Florida Whistleblower Act
The FWA prohibits an employer from taking any “retaliatory personnel action” against an employee who engages in three specific “statutorily protected activities.” See Fla. Stat. § 448.102.
The FWA’s first clause prohibits retaliation against an employee who discloses his or her employer’s activity, practice, or policy that violates a law, rule, or regulation. Fla. Stat. § 448.102(1). Subsection 1 claims are often referred to as “disclosure claims.” Golf Channel v. Jenkins, 752 So. 2d 561, 564 (Fla. 2000).

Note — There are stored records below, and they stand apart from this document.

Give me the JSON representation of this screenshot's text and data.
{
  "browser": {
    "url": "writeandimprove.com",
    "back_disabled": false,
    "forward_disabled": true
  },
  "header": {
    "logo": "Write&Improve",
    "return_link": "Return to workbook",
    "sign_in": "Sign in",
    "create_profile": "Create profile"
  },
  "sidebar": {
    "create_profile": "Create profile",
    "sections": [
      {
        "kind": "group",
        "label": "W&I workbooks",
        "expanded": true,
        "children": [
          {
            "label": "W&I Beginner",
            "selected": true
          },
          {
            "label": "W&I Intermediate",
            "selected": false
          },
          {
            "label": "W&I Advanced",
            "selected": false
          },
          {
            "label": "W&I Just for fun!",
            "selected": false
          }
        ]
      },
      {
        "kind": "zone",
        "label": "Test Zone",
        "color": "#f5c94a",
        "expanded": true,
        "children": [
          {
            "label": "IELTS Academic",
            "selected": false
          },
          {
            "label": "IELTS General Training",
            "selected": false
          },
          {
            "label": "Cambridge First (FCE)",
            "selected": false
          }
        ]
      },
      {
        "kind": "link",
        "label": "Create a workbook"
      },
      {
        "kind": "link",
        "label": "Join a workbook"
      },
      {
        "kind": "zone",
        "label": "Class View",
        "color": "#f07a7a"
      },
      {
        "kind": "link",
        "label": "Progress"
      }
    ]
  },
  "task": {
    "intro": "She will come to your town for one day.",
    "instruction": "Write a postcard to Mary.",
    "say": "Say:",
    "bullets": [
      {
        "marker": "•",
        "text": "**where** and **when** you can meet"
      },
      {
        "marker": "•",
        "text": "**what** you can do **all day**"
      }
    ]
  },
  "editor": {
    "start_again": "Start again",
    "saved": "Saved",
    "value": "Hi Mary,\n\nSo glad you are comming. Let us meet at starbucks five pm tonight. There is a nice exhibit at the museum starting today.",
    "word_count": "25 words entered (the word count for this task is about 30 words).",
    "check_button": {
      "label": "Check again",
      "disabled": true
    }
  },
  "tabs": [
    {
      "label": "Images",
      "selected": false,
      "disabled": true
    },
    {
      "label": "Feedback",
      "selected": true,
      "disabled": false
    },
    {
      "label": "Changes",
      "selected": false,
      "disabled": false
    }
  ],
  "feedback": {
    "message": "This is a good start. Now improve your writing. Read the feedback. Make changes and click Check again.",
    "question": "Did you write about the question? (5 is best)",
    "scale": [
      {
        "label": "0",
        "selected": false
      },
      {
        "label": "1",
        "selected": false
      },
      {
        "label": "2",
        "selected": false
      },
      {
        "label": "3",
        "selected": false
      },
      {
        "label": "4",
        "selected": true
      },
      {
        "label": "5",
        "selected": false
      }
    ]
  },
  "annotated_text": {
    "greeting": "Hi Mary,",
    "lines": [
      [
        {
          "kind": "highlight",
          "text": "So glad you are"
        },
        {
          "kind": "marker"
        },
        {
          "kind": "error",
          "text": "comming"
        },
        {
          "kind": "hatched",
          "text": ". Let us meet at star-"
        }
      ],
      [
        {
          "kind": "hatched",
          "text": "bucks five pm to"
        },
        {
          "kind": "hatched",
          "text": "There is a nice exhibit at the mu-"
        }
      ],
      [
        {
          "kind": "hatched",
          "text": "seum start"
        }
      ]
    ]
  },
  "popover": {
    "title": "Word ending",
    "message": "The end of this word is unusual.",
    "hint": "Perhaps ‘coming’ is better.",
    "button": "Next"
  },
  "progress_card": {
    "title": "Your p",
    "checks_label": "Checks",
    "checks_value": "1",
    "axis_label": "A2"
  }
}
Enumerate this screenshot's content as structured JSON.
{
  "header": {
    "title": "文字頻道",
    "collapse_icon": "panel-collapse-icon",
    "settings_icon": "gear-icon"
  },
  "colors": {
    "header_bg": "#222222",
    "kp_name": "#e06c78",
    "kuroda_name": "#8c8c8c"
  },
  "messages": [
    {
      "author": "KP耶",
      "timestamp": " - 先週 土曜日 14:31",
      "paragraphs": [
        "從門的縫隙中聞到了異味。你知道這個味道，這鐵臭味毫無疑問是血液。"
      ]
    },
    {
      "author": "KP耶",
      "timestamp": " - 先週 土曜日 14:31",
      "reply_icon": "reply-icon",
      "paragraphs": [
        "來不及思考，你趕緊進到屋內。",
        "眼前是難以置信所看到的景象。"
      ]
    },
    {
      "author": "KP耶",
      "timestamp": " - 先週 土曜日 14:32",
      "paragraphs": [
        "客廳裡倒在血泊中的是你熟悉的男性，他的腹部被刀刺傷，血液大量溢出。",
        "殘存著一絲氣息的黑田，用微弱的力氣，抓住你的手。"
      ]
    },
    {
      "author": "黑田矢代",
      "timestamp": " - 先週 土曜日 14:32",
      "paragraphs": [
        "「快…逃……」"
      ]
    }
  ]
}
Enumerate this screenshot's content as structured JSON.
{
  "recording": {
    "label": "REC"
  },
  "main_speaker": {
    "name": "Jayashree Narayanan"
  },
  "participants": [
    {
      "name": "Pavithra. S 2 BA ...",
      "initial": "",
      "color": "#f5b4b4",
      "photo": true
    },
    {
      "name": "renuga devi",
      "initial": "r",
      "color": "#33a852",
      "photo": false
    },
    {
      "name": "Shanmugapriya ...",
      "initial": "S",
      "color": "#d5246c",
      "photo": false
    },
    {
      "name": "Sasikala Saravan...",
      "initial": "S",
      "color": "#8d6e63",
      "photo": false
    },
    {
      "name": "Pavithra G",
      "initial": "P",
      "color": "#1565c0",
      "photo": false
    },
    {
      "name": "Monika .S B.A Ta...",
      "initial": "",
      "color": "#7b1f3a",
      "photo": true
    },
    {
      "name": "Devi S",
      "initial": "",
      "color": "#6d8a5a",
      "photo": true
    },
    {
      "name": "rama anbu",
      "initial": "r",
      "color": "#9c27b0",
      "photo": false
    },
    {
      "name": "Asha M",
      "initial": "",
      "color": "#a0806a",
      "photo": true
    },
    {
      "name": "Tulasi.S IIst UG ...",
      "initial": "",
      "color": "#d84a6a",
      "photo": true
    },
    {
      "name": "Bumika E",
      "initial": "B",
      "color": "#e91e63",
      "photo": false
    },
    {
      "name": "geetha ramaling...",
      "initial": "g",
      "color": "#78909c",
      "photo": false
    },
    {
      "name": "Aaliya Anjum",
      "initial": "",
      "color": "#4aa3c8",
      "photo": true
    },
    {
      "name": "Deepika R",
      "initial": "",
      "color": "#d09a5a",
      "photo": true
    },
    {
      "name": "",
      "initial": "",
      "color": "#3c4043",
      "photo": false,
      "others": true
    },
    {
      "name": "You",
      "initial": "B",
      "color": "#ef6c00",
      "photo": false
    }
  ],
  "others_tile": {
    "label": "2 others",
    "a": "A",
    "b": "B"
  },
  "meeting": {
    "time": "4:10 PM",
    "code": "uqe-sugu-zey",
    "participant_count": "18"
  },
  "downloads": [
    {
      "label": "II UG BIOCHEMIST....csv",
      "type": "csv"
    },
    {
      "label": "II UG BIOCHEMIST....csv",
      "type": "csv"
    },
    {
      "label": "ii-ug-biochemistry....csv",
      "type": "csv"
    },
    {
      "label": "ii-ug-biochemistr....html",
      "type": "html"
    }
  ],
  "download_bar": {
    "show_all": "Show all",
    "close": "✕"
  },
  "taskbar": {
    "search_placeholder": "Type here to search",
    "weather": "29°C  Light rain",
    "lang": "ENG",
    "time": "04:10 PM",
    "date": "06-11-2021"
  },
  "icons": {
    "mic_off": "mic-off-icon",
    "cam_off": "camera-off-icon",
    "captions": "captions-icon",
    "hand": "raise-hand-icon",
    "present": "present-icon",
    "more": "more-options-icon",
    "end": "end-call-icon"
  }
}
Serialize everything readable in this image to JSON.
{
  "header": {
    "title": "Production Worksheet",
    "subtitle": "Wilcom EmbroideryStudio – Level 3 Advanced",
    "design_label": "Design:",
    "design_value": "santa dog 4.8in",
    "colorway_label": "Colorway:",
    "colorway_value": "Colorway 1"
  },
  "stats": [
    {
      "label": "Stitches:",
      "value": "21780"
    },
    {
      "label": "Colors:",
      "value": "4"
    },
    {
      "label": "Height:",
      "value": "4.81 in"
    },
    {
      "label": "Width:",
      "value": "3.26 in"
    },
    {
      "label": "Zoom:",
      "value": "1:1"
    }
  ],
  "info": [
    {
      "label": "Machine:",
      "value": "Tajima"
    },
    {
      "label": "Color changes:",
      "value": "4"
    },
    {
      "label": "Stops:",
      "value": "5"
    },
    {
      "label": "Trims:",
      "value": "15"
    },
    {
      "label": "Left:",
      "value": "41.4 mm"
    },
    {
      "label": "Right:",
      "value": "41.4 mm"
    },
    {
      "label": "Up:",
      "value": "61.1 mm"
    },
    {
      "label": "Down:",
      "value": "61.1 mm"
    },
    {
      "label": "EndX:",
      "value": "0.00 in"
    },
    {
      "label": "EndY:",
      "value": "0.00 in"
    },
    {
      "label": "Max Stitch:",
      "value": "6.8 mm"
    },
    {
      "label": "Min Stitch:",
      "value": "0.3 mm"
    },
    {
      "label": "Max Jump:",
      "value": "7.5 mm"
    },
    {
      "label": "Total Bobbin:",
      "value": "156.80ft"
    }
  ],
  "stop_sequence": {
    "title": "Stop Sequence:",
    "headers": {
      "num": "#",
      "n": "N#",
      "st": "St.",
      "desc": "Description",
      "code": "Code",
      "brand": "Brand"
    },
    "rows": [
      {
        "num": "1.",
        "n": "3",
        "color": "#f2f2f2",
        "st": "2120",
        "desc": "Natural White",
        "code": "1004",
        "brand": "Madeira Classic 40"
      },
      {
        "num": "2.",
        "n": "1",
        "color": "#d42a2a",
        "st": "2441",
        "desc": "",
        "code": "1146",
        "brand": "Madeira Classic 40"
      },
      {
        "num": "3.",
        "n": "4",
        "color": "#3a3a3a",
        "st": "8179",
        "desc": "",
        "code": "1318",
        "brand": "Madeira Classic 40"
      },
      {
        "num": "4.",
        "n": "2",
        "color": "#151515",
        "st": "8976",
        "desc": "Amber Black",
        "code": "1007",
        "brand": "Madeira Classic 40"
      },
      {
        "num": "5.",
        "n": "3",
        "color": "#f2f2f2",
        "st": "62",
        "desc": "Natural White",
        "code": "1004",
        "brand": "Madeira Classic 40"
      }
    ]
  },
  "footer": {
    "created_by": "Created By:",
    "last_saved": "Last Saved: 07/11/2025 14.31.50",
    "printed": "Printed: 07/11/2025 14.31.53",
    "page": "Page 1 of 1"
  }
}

The FWA’s second clause prohibits retaliation against an employee who participates in an investigation, hearing, or inquiry into an alleged violation of a rule, law, or regulation. Fla. Stat. § 448.102(2). The FWA’s third clause prohibits retaliation against an employee who “[o]bjected to, or refused to participate in, any activity, policy, or practice of the employer which is in violation of a law, rule, or regulation.” Fla. Stat. § 448.102(3).
Importantly, “[a]n employee may not recover in any action brought pursuant to [the FWA] if he or she failed to notify the employer about the illegal activity, policy, or practice … or if the retaliatory personnel action was predicated upon a ground other than the employee’s exercise of a right protected by this act.” Fla. Stat. § 448.103(c).
Definitional Issues under the FWA
The FWA defines “law, rule, or regulation” to include “any statute or ordinance or any rule or regulation adopted pursuant to any federal, state, or local statute or ordinance applicable to the employer and pertaining to the business.” Fla. Stat. § 448.101(4).
The FWA defines “retaliatory personnel action” to mean “the discharge, suspension, or demotion by an employer of an employee or any other adverse employment action taken by an employer against an employee in the terms and conditions of employment.” Fla. Stat. § 448.101(5).
Elements to Establish a Case of Retaliation
To establish a prima facie case of retaliation under the FWA, the employee must prove:
- he or she engaged in statutorily protected activity;
- he or she suffered an adverse employment action; and
- the statutorily protected activity caused the adverse employment action.
Sierminski v. Transouth Fin. Corp., 216 F.3d 945, 950 (11th Cir. 2000).
“Once plaintiff establishes a prima facie case by proving only that the protected activity and the negative employment action are not completely unrelated, the burden shifts to the defendant to proffer a legitimate reason for the adverse action.” Sierminski v. Transouth Fin. Corp., 216 F.3d 945, 950 (11th Cir. 2000). “The burden then shifts back to the plaintiff to prove by a preponderance of the evidence that the ‘legitimate’ reason is merely pretext for prohibited, retaliatory conduct.” Id.
Whether employee was terminated for objecting to or refusing to participate in employer’s improper practice is a question of fact for the jury. Kearns v. Farmer Acquisition Co., 157 So. 3d 458 (Fla. 2d DCA 2015). Whether causal link existed between employee’s termination and his refusal to take part in employer’s challenged practice is also a question of fact for the jury. Id.